The Land Reform (Scotland) Act of 2003, finally introduced earlier this year, is a revolutionary piece of legislation which fundamentally alters the balance between public and private interests over most of the hills, lakes and rivers of Scotland. It gives local authorities far-reaching powers to enforce public access and to remove any attempt to block pathways.
All of the arguments we have heard from farmers in this country were employed by Scottish landowners against the reforms.According to Ian McCall of the Scottish Ramblers Association, they tried insisting on getting payment for access to their land and they also argued that they should be fully indemnified by the state in the event of accidents occurring on their property.
However, in Scotland (as indeed here), landowners already enjoy considerable protection against legal action, which was considered adequate by the Scottish legislature.
On the issue of payment, Scottish landowners do receive subventions for work carried out on pathways, gates, stiles and signage, but this is in no way tied to the issue of the right of people to cross their land.
Crucially in Scotland, this right of access was established before there was discussion of payment for maintenance. In this country, we appear to be approaching the matter backwards, by discussing payment before we have even begun to address the issue of right of access.
In Ireland, such debates invariably end up stymied almost before they begin, by invoking the clincher to all arguments about private property - the Constitution.

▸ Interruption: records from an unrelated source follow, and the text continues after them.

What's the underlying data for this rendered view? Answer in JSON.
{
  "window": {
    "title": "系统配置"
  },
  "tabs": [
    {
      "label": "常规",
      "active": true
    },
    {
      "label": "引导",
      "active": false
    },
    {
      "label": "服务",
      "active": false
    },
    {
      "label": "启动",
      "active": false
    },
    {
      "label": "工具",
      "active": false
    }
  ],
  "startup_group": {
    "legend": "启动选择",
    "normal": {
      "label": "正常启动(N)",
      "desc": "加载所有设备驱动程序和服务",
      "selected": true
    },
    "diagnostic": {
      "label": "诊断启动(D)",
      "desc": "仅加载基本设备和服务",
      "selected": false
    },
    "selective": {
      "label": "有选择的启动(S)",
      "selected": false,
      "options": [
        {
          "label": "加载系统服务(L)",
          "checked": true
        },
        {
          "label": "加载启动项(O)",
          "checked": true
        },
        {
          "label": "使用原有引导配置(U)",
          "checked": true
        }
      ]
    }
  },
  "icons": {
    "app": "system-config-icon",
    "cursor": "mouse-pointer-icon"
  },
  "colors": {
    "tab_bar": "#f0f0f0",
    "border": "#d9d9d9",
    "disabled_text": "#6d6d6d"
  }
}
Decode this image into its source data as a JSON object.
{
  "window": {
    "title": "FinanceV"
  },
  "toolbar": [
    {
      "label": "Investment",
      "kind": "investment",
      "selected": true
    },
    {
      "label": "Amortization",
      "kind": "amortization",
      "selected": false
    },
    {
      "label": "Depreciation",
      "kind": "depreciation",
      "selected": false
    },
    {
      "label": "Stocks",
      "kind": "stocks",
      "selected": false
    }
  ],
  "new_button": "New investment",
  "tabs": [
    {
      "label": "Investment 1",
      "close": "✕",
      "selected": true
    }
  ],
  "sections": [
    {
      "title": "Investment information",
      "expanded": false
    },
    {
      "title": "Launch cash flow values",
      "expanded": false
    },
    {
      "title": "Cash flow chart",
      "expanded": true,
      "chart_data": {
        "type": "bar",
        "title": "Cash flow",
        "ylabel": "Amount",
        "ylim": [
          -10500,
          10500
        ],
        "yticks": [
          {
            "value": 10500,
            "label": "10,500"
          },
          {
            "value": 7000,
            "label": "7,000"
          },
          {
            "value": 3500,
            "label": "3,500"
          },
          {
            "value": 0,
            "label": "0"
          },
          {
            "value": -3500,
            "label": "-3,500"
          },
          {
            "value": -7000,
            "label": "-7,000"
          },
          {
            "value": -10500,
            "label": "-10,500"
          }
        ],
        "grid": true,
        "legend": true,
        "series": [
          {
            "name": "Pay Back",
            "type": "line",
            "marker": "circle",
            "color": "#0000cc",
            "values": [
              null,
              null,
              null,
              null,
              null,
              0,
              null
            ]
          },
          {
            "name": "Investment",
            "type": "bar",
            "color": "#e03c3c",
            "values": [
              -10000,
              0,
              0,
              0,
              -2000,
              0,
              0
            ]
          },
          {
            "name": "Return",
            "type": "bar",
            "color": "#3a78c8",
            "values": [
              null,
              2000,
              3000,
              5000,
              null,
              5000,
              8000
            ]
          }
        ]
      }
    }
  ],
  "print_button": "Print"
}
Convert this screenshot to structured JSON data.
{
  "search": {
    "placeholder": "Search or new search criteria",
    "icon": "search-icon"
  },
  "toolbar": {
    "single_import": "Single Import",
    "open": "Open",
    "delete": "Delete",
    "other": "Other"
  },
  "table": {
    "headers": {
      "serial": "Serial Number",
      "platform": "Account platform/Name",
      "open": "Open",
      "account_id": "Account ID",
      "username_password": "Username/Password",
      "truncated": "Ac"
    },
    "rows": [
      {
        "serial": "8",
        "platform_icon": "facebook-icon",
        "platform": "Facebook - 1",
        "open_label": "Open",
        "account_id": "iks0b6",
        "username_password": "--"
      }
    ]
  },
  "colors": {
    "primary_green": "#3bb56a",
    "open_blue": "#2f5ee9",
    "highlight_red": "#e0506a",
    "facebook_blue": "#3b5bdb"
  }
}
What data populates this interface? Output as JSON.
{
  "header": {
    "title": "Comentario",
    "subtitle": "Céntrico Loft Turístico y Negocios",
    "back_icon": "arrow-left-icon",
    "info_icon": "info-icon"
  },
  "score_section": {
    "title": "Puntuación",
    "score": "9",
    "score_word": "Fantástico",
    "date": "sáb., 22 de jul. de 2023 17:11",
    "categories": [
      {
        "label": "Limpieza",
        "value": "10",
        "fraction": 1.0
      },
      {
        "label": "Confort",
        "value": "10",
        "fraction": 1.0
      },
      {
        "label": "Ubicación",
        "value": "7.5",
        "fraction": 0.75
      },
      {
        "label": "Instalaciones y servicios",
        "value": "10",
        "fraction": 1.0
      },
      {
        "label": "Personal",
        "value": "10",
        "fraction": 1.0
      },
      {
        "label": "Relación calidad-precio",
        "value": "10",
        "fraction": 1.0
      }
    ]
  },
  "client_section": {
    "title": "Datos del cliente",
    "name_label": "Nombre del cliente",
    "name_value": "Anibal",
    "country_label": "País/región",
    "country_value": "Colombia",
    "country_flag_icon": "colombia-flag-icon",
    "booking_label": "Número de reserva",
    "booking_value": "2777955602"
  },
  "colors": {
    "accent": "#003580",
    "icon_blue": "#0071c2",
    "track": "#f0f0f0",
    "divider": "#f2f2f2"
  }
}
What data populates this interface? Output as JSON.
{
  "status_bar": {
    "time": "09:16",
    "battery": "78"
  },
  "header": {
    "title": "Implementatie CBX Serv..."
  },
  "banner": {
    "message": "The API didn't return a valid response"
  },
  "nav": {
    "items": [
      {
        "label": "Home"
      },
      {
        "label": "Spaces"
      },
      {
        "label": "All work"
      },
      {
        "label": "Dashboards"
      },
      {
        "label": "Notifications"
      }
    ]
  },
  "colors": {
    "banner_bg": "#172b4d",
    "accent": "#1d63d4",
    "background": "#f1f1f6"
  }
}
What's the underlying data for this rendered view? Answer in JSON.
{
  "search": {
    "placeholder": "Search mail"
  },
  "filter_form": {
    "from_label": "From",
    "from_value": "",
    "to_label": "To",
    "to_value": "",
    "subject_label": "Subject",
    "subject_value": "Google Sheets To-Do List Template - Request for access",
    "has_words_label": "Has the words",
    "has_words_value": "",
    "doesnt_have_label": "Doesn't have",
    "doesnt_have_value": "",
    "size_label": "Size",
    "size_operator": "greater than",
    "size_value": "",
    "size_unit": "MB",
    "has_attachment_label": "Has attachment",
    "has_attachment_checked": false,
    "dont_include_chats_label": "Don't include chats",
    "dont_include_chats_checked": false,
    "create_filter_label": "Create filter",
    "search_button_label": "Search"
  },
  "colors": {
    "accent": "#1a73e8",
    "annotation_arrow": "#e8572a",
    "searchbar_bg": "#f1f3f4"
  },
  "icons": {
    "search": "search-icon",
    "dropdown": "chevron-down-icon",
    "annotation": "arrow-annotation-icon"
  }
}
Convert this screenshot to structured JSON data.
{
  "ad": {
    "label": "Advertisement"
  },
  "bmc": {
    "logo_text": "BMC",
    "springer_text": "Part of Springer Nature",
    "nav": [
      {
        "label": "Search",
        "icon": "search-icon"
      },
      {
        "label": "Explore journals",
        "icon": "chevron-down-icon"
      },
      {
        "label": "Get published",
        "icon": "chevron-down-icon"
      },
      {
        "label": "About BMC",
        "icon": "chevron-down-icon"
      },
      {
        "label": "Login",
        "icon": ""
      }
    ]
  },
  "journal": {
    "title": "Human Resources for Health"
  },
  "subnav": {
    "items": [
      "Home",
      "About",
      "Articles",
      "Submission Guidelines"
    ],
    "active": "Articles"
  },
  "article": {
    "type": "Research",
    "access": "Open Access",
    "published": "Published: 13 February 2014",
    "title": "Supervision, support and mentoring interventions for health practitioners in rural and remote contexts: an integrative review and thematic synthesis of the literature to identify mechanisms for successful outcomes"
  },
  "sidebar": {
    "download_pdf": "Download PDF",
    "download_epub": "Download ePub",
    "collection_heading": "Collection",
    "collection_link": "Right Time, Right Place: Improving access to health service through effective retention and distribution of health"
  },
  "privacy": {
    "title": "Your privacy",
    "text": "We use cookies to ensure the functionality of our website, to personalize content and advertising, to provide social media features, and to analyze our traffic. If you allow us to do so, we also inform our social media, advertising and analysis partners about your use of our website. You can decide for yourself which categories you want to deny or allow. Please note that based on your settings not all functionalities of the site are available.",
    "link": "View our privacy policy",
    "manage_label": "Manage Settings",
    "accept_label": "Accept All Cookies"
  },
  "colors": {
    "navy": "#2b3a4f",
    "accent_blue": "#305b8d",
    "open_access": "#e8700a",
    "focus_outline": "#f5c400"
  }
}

Landowners have always argued that their constitutional private property rights allow them to determine who is allowed or not allowed on to their land.
However, such rights are in fact far from clear and are tempered by the "exigencies of the common good", as the Constitution expresses it.
This point was reinforced last year by the report of the Oireachtas All-Party Committee on the Constitution, which stated that "no constitutional amendment is necessary to secure a balance through legislation between the rights of individual owners and the common good". It is therefore a matter for the Dáil and legislation to decide where on this issue the common good lies.
Rather than muddling about, discussing means of giving farmers more money, the Government should establish once and for all the legal right of each Irish person (and indeed visitor) to tramp the hills and vales of this country in peace.